O olhar carente inerente a qualquer cãozinho acaba ganhando ares de tristeza nos abandonados. Numerosos nas ruas de Campo Grande, os cachorros sem lar acabam ficando a mercê de bondade de voluntários que, apesar das dificuldades, dedicam tempo e dinheiro na tentativa de dar melhores condições de vida a estes animais. Como, diferente do coração, os custos possuem limites, a maioria das entidades passam por dificuldades e até se envidam para dar conta de ajudar os fiéis amigos do homem.
Com 70 cães atualmente sob seu cuidado, a Associação Sueli Craveiro, ONG (Organização Não Governamental) Cão Feliz é uma das que possuem grandes sonhos, mas asas limitadas para o voo. Neste mês, uma rifa está sendo realizada na tentativa de saldar uma dívida de quase R$ 10 mil adquirida com clínicas veterinárias. De acordo com a presidente da entidade, Kelly Macedo, como o foco é acolher cachorros debilitados o custo é ainda maior junto às clínicas veterinárias. “O nosso objetivo é tratar, principalmente, de atropelados, porque são animais que quase ninguém quer adotar”, explica.
Medicamentos caros e cirurgias complexas são o que, geralmente, exigem o diagnóstico destes cães. Apesar de contar com clínicas parceiras, que realizam os procedimentos veterinários por menores preços, os custos continuam sendo elevados. “Nesta semana, tivemos um caso em que o cão precisou colocar uma placa cirúrgica, o veterinário fez um preço companheiro de R$800 reais na placa, mais diária e anestesia. Se fosse pagar tudo custariam R$2 mil reais”, calcula a presidente.
Criada há um ano e meio, a Cão Feliz mantém um funcionário fixo e o espaço que abriga os cães que aguardam por adoção. As despesas referentes a estes serviços ficam entre R$ 4.000 e R$ 4.500 mensais, que são custeadas exclusivamente por doações. A manutenção de sede para os animais faz da entidade uma das únicas da Capital que realizam o acolhimento em local exclusivo até a adoção.
Além da doação direta, a entidade tem de criar outros mecanizamos para estimular a solidariedade com os animais, como bazares, bingos e rifas e eventos promocionais. Neste mês, a ONG está realizando uma rifa no valor de R$ 10 em que, além de ajudar, os participantes concorrem a um tablet, uma piscina de 21 mil litros, um jogo com duas xícaras para café, uma bolsa, um réchaud de porcelana e cinco banhos na clínica Pet Club. O sorteio acontece no dia 14.

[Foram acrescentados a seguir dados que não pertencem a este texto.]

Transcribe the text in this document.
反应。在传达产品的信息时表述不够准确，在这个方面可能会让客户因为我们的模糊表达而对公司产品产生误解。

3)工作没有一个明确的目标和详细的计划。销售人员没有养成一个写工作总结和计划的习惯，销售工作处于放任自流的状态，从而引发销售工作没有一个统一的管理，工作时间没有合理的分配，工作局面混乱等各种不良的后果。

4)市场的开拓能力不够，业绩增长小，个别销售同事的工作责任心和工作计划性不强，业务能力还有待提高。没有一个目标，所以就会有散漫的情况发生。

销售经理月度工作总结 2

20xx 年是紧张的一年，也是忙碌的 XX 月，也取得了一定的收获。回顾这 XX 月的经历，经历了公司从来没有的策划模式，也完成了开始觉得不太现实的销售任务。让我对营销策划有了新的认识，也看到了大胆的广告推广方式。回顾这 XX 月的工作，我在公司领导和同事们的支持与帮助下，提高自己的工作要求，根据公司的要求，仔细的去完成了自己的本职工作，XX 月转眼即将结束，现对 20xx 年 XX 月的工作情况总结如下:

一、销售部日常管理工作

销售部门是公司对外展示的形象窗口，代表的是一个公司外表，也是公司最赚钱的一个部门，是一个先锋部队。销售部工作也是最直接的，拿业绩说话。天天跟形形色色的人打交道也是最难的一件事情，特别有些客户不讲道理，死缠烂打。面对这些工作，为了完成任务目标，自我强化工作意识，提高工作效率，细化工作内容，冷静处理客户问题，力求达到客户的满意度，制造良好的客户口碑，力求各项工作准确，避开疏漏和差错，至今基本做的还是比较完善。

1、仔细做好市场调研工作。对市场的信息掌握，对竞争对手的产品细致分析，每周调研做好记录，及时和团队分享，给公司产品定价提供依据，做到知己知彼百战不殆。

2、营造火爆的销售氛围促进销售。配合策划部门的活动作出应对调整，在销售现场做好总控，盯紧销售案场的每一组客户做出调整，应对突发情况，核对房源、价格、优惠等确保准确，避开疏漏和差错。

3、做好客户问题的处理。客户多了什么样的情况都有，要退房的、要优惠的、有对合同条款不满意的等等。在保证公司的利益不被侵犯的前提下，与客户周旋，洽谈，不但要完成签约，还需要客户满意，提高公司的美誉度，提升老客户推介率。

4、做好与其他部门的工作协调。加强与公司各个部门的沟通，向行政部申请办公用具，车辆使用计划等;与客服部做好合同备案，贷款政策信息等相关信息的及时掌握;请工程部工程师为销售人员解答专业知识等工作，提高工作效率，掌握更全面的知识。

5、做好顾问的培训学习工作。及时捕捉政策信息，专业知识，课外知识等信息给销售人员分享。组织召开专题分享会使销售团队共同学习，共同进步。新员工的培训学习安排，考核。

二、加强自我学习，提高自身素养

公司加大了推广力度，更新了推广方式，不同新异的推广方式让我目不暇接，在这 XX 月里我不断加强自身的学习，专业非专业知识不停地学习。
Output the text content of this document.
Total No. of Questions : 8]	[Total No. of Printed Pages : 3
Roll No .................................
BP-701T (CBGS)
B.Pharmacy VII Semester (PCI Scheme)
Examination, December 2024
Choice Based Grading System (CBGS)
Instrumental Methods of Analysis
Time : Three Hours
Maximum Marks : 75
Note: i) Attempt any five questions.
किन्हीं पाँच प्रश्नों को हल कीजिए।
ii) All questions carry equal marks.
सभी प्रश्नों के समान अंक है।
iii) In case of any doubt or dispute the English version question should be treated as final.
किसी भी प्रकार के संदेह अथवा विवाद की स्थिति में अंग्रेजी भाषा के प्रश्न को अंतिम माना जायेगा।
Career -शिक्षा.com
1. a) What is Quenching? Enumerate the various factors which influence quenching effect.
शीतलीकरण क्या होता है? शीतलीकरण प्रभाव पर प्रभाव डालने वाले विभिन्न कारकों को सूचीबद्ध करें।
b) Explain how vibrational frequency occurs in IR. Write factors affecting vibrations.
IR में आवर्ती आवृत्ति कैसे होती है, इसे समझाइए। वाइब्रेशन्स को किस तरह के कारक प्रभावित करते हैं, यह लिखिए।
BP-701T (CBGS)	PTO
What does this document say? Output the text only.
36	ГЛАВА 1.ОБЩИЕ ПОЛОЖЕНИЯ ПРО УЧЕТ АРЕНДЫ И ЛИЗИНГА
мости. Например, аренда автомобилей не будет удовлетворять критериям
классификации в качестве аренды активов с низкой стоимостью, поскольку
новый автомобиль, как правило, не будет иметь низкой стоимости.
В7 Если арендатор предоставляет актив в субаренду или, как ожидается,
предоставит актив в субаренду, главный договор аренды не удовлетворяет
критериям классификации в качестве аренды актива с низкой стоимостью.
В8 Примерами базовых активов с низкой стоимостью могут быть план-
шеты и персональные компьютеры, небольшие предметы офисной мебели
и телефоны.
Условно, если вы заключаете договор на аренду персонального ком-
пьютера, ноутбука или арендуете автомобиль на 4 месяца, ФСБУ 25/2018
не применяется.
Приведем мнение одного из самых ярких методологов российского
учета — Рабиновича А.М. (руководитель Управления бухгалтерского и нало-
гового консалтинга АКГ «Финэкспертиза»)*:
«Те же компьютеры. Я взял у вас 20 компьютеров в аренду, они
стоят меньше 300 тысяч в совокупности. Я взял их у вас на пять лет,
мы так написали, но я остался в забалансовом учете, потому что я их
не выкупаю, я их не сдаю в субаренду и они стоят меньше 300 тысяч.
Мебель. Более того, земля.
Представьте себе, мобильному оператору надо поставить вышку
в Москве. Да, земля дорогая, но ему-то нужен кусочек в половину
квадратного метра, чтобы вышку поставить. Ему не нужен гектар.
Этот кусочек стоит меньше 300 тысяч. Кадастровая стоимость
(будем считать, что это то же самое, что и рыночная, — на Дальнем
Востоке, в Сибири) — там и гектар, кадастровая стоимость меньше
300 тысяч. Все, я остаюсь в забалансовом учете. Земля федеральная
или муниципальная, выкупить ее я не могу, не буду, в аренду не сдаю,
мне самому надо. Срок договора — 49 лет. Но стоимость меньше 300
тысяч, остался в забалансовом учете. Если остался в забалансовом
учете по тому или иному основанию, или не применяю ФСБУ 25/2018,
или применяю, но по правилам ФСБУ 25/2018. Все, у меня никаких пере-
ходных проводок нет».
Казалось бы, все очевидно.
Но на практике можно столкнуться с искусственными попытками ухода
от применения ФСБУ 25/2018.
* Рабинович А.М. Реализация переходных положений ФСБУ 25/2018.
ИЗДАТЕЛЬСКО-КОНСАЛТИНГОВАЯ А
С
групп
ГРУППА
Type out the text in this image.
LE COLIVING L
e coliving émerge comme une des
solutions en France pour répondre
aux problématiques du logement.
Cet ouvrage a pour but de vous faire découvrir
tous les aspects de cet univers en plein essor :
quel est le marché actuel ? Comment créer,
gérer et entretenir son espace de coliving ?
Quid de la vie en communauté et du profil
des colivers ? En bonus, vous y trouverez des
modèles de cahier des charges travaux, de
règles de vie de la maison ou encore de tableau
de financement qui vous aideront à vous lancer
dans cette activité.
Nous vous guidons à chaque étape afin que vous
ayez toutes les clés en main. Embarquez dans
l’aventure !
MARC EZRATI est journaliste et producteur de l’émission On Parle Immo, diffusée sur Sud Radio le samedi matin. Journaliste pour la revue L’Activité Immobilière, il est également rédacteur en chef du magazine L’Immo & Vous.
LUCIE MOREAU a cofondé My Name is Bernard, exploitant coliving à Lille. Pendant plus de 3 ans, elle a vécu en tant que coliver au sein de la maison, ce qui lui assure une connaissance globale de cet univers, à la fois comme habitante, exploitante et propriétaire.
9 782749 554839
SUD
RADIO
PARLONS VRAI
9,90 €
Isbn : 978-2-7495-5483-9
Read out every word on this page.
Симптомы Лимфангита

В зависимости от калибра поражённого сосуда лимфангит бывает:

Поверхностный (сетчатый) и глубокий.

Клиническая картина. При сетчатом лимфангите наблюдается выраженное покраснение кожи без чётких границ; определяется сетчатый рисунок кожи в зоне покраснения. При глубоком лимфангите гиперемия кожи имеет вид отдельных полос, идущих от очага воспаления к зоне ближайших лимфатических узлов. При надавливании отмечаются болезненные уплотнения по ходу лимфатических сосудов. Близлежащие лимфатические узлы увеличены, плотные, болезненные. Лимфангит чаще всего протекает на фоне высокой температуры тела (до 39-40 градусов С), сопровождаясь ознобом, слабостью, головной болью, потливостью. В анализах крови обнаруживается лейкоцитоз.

O Abrigo dos Bichos recolhe também gatos. Estes são filhotes que procuram por dono. (Foto: Divulgação)
Mas preocupação e cuidado com os animais não é exclusividade da Cão Feliz. Com 12 anos de existência, a ONG Abrigo dos Bichos é a veterana no acolhimento de cães e gatos em Campo Grande. O seu trabalho já foi reconhecido por meio do diploma “Honra ao Mérito” concedido pelo Conselho Regional de Medicina Veterinária de Mato Grosso do Sul, em 2011, pelos serviços prestados ao desenvolvimento da medicina veterinária no estado. Além do Prêmio Destaque Ambiental concedido pela Comissão do Meio Ambiente da OAB/MS (Ordem dos Advogados do Brasil), em 2012.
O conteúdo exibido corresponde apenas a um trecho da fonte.